Donnerstag, 4 November 2021 : Kommentar Hl. Katharina von Siena

O ewiger Vater! O Feuer und Abgrund der Liebe! O ewige Schönheit, o ewige Weisheit, o ewige Güte, o ewige Milde, o Hoffnung, o Zuflucht der Sünder, o unermessliche Weite, o ewiges und unendliches Gut, o Narr der Liebe! Brauchst du denn dein Geschöpf? Man könnte es meinen, denn du handelst so, als könntest du nicht ohne es leben, du, der du doch das Leben bist, die Quelle allen Lebens, ohne die alles stirbt. Warum bist du dann so wahnsinnig verliebt? Warum verliebst du dich in dein Geschöpf, schenkst ihm deine Zuneigung und hast an ihm deine Wonne? Die Sehnsucht nach seinem Heil ist wie eine Sucht in dir: Dein Geschöpf flieht vor dir – und du gehst auf die Suche nach ihm; es entfernt sich – und du näherst dich ihm. Könntest du ihm noch näher kommen, als dich in seine Menschlichkeit zu versetzen? Und was soll ich sagen? Ich mache es wie ein Stotterer und sage „a, a …“, da ich nichts anderes zu sagen weiß und da endliche Worte das Gefühl der Seele nicht auszudrücken vermögen, die sich unendlich nach nichts anderem sehnt als nach dir.

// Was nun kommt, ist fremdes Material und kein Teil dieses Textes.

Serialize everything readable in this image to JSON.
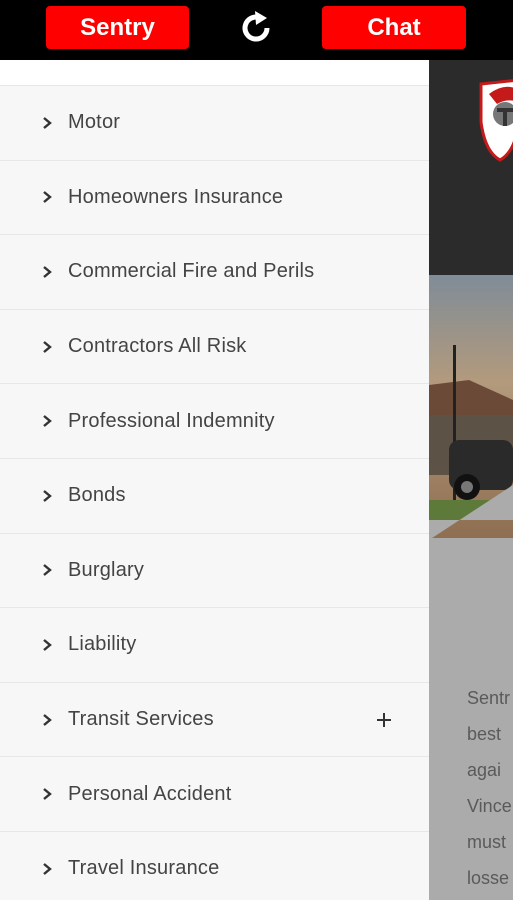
{
  "topbar": {
    "sentry_label": "Sentry",
    "chat_label": "Chat",
    "refresh_icon": "refresh-icon"
  },
  "menu": {
    "items": [
      {
        "label": "Motor",
        "icon": "chevron-right-icon"
      },
      {
        "label": "Homeowners Insurance",
        "icon": "chevron-right-icon"
      },
      {
        "label": "Commercial Fire and Perils",
        "icon": "chevron-right-icon"
      },
      {
        "label": "Contractors All Risk",
        "icon": "chevron-right-icon"
      },
      {
        "label": "Professional Indemnity",
        "icon": "chevron-right-icon"
      },
      {
        "label": "Bonds",
        "icon": "chevron-right-icon"
      },
      {
        "label": "Burglary",
        "icon": "chevron-right-icon"
      },
      {
        "label": "Liability",
        "icon": "chevron-right-icon"
      },
      {
        "label": "Transit Services",
        "icon": "chevron-right-icon",
        "expand_icon": "plus-icon"
      },
      {
        "label": "Personal Accident",
        "icon": "chevron-right-icon"
      },
      {
        "label": "Travel Insurance",
        "icon": "chevron-right-icon"
      }
    ]
  },
  "background_page": {
    "logo_icon": "spartan-helmet-shield-logo",
    "text_lines": [
      "Sentr",
      "best",
      "agai",
      "Vince",
      "must",
      "losse"
    ]
  },
  "colors": {
    "accent": "#ff0000",
    "topbar": "#000000",
    "drawer_bg": "#f7f7f7",
    "divider": "#e7e7e7",
    "header_dark": "#2b2b2b"
  }
}
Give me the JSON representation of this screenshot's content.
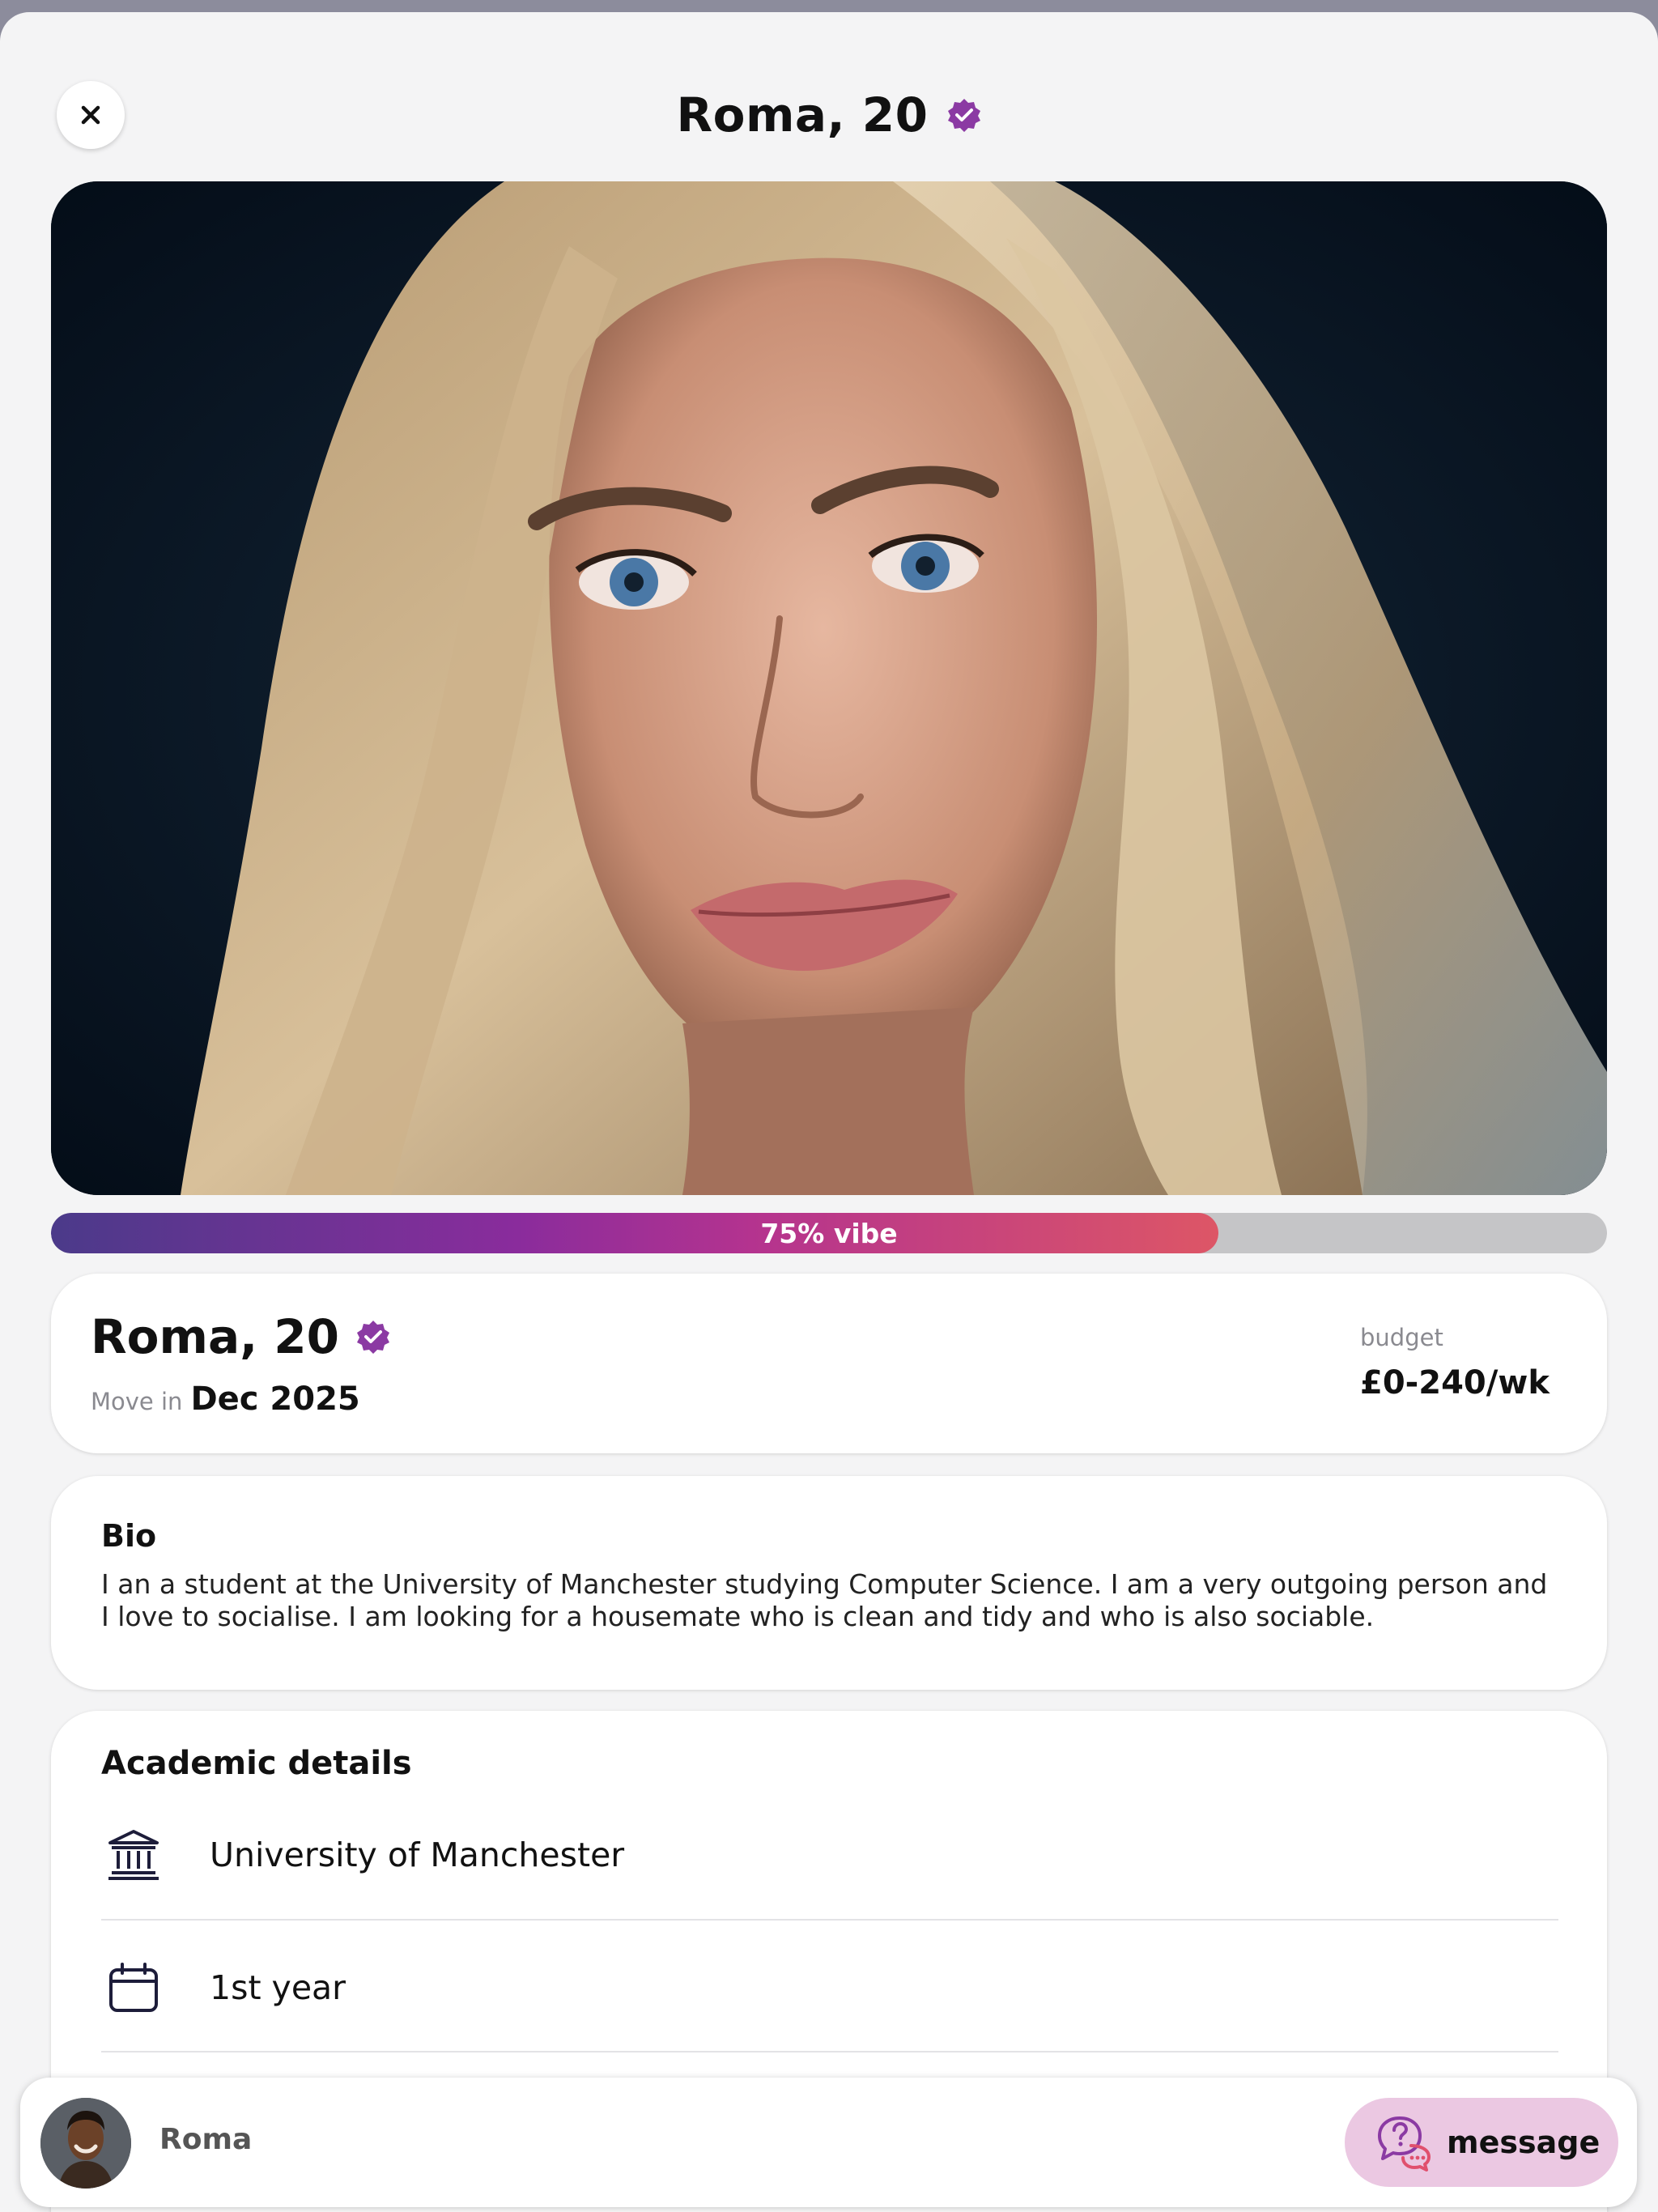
{
  "header": {
    "title": "Roma, 20",
    "close_icon": "close-icon",
    "verified_icon": "verified-badge-icon"
  },
  "photo": {
    "alt": "profile-photo"
  },
  "vibe": {
    "label": "75% vibe",
    "percent": 75
  },
  "summary": {
    "name": "Roma, 20",
    "move_label": "Move in",
    "move_value": "Dec 2025",
    "budget_label": "budget",
    "budget_value": "£0-240/wk"
  },
  "bio": {
    "title": "Bio",
    "text": "I an a student at the University of Manchester studying Computer Science. I am a very outgoing person and I love to socialise. I am looking for a housemate who is clean and tidy and who is also sociable."
  },
  "academic": {
    "title": "Academic details",
    "items": [
      {
        "icon": "university-icon",
        "label": "University of Manchester"
      },
      {
        "icon": "calendar-icon",
        "label": "1st year"
      }
    ]
  },
  "bottom_bar": {
    "name": "Roma",
    "message_label": "message",
    "message_icon": "chat-question-icon"
  },
  "colors": {
    "accent_purple": "#7b3a9c",
    "vibe_start": "#4b3a8a",
    "vibe_end": "#dd5666",
    "message_bg": "#ebc8e2"
  }
}
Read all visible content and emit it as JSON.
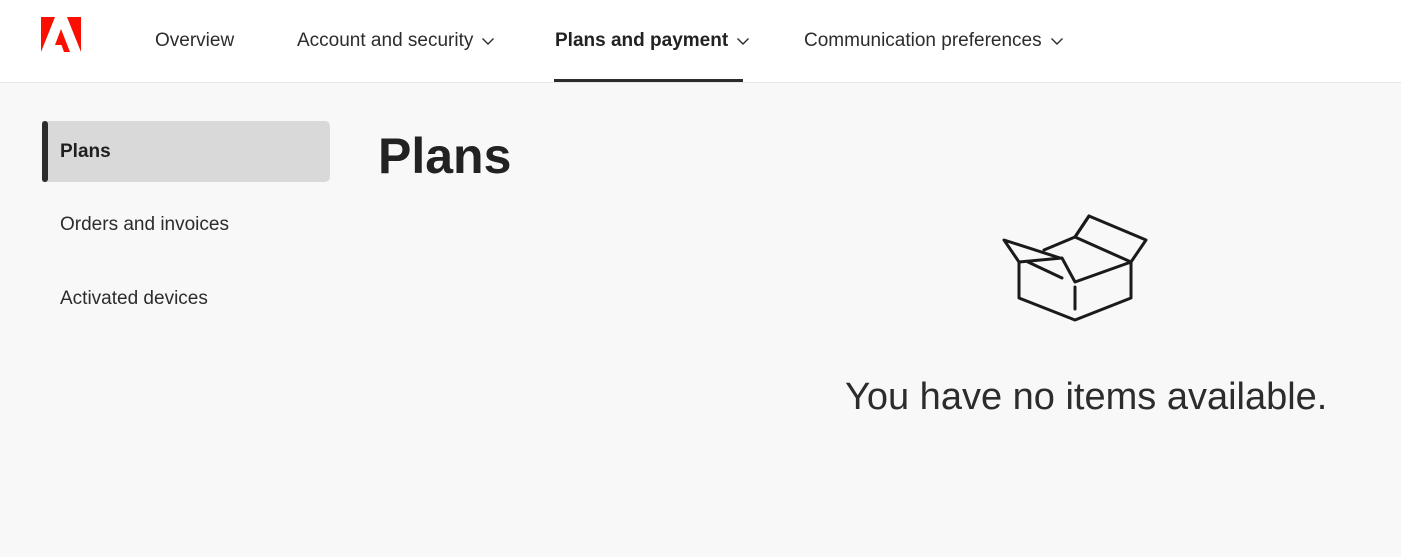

Mir scheint, ich könnte die Worte des heiligen Paulus wiederholen: „Wir verkünden, wie es in der Schrift steht, was kein Auge gesehen und kein Ohr gehört hat, was in keines Menschen Herz gedrungen ist, was Gott denen bereitet hat, die ihn lieben“ (1 Kor 2,9). Was soll ich also sagen? Hier passen keine groben Gefühle. Lass uns nur sagen, o meine Seele, dass du den Abgrund der souveränen und ewigen Vorsehung gekostet und gesehen hast. Und ich danke dir, Herr, ewiger Vater, für die unermessliche Güte, die du mir erwiesen hast, mir, der ich so elend und aller Gnade unwürdig war.